Categorize people into fields of occupation using their bios (biographies).

The categorization is performed using a predefined lookup-table matching certain keywords with associated fields of occupation. E.g. bios will be categorized as "journalists" if their texts contain any of the following words: "periodista", "journalist", "journalism", "periodismo", "news", "noticia", "noticias".
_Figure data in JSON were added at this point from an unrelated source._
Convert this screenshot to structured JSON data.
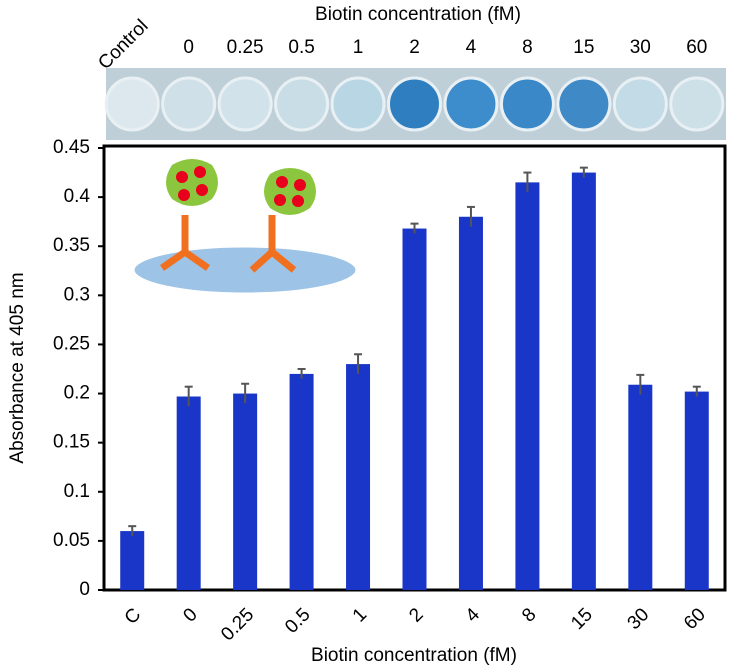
{
  "chart_data": {
    "type": "bar",
    "plate_title": "Biotin concentration (fM)",
    "plate_labels": [
      "Control",
      "0",
      "0.25",
      "0.5",
      "1",
      "2",
      "4",
      "8",
      "15",
      "30",
      "60"
    ],
    "x_label": "Biotin concentration (fM)",
    "y_label": "Absorbance at 405 nm",
    "categories": [
      "C",
      "0",
      "0.25",
      "0.5",
      "1",
      "2",
      "4",
      "8",
      "15",
      "30",
      "60"
    ],
    "values": [
      0.06,
      0.197,
      0.2,
      0.22,
      0.23,
      0.368,
      0.38,
      0.415,
      0.425,
      0.209,
      0.202
    ],
    "errors": [
      0.005,
      0.01,
      0.01,
      0.005,
      0.01,
      0.005,
      0.01,
      0.01,
      0.005,
      0.01,
      0.005
    ],
    "color": "#1a36c8",
    "error_color": "#555555",
    "ylim": [
      0,
      0.45
    ],
    "yticks": [
      0,
      0.05,
      0.1,
      0.15,
      0.2,
      0.25,
      0.3,
      0.35,
      0.4,
      0.45
    ]
  }
}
Possible categories currently are:

  • journalists
  • business
  • developers
  • marketing
  • travel
  • photography
  • university
  • seo
  • blogging
  • sports
  • politics
  • social sciences
  • medical
  • entertainment
  • art design
  • economics
  • videogames.

Usage


The following are the step's expected inputs and outputs and their specific types.

Step signature
label_bios(bios: text) -> (labels: list[category])

where the object {"param": value} is optional in most cases and if present may contain any of the parameters described in the corresponding section below.

Example

This step has no configuration parameters, so simply use

Example call (in recipe editor)
label_bios(ds.text) -> (ds.field_of_occupation)

Inputs


bios: column:text

A column containing biographies (e.g. from social network profiles).

Outputs


labels: column:list[category]

A column containing one or more fields of occupation for each bio.